Light ships, light ships, light ships. Control trade. As Spain you want to colonize all of Venezuela<->Mexico and nab other bits of theCaribbean trade node. Brazil and Africa are very optional. Anyone who controls those just benefits you, since they have to bring all of that money past Sevilla or the Caribbean anyway.You make sure all trade flows to Sevilla (Caribbean and Genoa are interesting for this) and then capture it all in Sevilla before it flows to Bordeaux. Whoever controls the Caribbean controls whether the new world money goes to Sevilla, Bordeaux, or the Chesapeake Bay and then to Bordeaux/London/North Sea. You control the Caribbean and control Sevilla and the northern countries lose out on a LOT of money.
DO NOT WASTE MERCHANTS COLLECTING AT HOME.At least, once you have viable alternatives to steer trade to home. They don't scale up much (at all?), and their influence steering trade is worth exponentially more. At game start Castille doesn't have many options, but as soon as you have access to Genoa/Caribbean, your merchants should be there.
During war you can task part or all of your light ship fleet with blockades of your opponents to improve your odds of victory, and light ships don't cost any diplo points to build unlike trade buildings.

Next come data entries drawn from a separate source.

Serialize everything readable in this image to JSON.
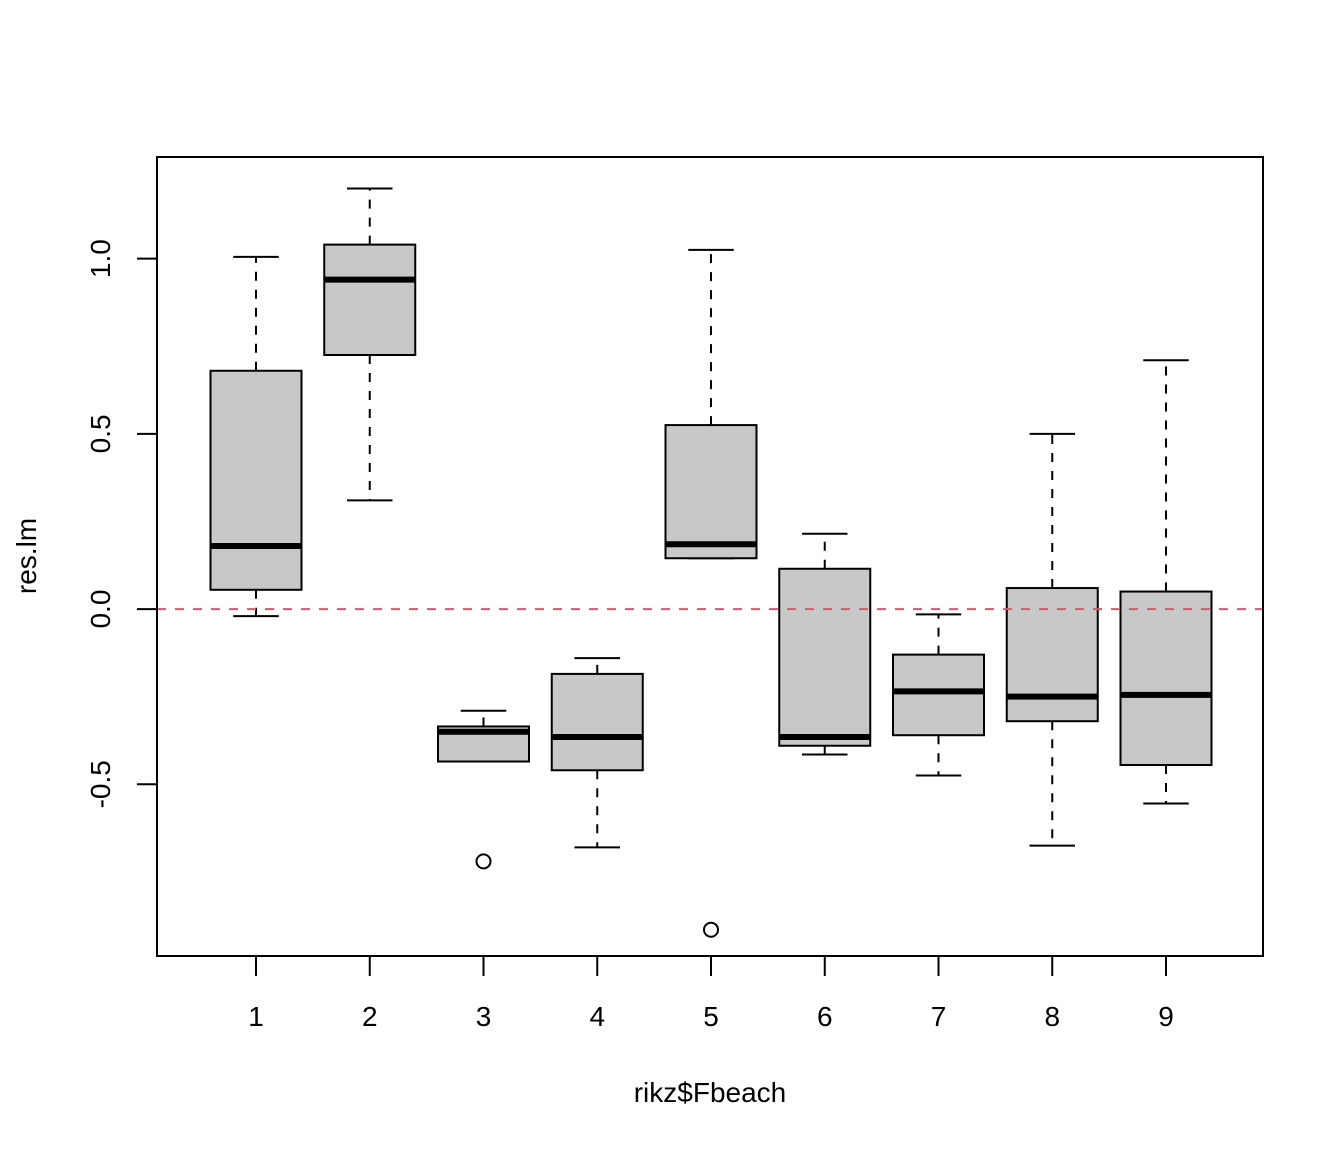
{
  "chart_data": {
    "type": "boxplot",
    "xlabel": "rikz$Fbeach",
    "ylabel": "res.lm",
    "categories": [
      "1",
      "2",
      "3",
      "4",
      "5",
      "6",
      "7",
      "8",
      "9"
    ],
    "ylim": [
      -0.99,
      1.29
    ],
    "yticks": [
      {
        "value": -0.5,
        "label": "-0.5"
      },
      {
        "value": 0.0,
        "label": "0.0"
      },
      {
        "value": 0.5,
        "label": "0.5"
      },
      {
        "value": 1.0,
        "label": "1.0"
      }
    ],
    "boxes": [
      {
        "label": "1",
        "min": -0.02,
        "q1": 0.055,
        "median": 0.18,
        "q3": 0.68,
        "max": 1.005,
        "outliers": []
      },
      {
        "label": "2",
        "min": 0.31,
        "q1": 0.725,
        "median": 0.94,
        "q3": 1.04,
        "max": 1.2,
        "outliers": []
      },
      {
        "label": "3",
        "min": -0.435,
        "q1": -0.435,
        "median": -0.35,
        "q3": -0.335,
        "max": -0.29,
        "outliers": [
          -0.72
        ]
      },
      {
        "label": "4",
        "min": -0.68,
        "q1": -0.46,
        "median": -0.365,
        "q3": -0.185,
        "max": -0.14,
        "outliers": []
      },
      {
        "label": "5",
        "min": 0.145,
        "q1": 0.145,
        "median": 0.185,
        "q3": 0.525,
        "max": 1.025,
        "outliers": [
          -0.915
        ]
      },
      {
        "label": "6",
        "min": -0.415,
        "q1": -0.39,
        "median": -0.365,
        "q3": 0.115,
        "max": 0.215,
        "outliers": []
      },
      {
        "label": "7",
        "min": -0.475,
        "q1": -0.36,
        "median": -0.235,
        "q3": -0.13,
        "max": -0.015,
        "outliers": []
      },
      {
        "label": "8",
        "min": -0.675,
        "q1": -0.32,
        "median": -0.25,
        "q3": 0.06,
        "max": 0.5,
        "outliers": []
      },
      {
        "label": "9",
        "min": -0.555,
        "q1": -0.445,
        "median": -0.245,
        "q3": 0.05,
        "max": 0.71,
        "outliers": []
      }
    ],
    "reference_line": {
      "y": 0.0,
      "style": "dashed",
      "color": "#df536b"
    },
    "box_fill": "#c8c8c8",
    "grid": false,
    "legend": "none"
  }
}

Don't bother colonizing north of Florida at all. The Mississippi river basin has potential, but controlling historically Spanish provinces is more useful and limits your border friction/war fronts with other european powers. You can't send any of the Chesapeake trade to Sevilla, and you have a penalty to collecting money that enters the Bordeaux node because your capital is in Sevilla. Write off anything that goes past you. Focus your efforts upstream.
If you're not familiar with EU games, one mistake new people make is overspending on your military when you're not at war. Early on you should keep your land maintenance at around 10% or so unless you're concerned about an upcoming conflict. Be wary that when you raise your spending to 100% you'll still need a few months before you can use your forces on anything except complete primitives. A good way to lose a lot of warscore is sending low maintenance soldiers to the front lines in a european war.
In my Spain game I had a total of 10 big ships and 0 galleys on register the entire game. My force limit was maxed with light ships and my coasts were maxed on shipyards (+2 naval forcelimit). It shouldn't be possible to build shipyards in colonies because that gets pretty damn OP when you have diplo points to burn.
And then when you're making ridiculous bank off of the new world, you'll realize the ass that is the trade steering bug. Your merchants will randomly decide to steer trade to Chesapeake one day, and you won't realize why your economy is tanking until you notice.
TL;DR, Light ships, trade steering, low land maintenance = money.
P.S. If you want to cheat, wardec Mali/Native Americans/Swahili/etc. for gigantic sums of gold. This is a flaw that should be addressed by the devs soon. They don't spend their money like...at all. So the cherokee, for example, pull in like 300+ gold a year you can grab every truce period with 5 regiments. Mali takes a bit more work since the native americans get defensive penalties that Mali doesn't.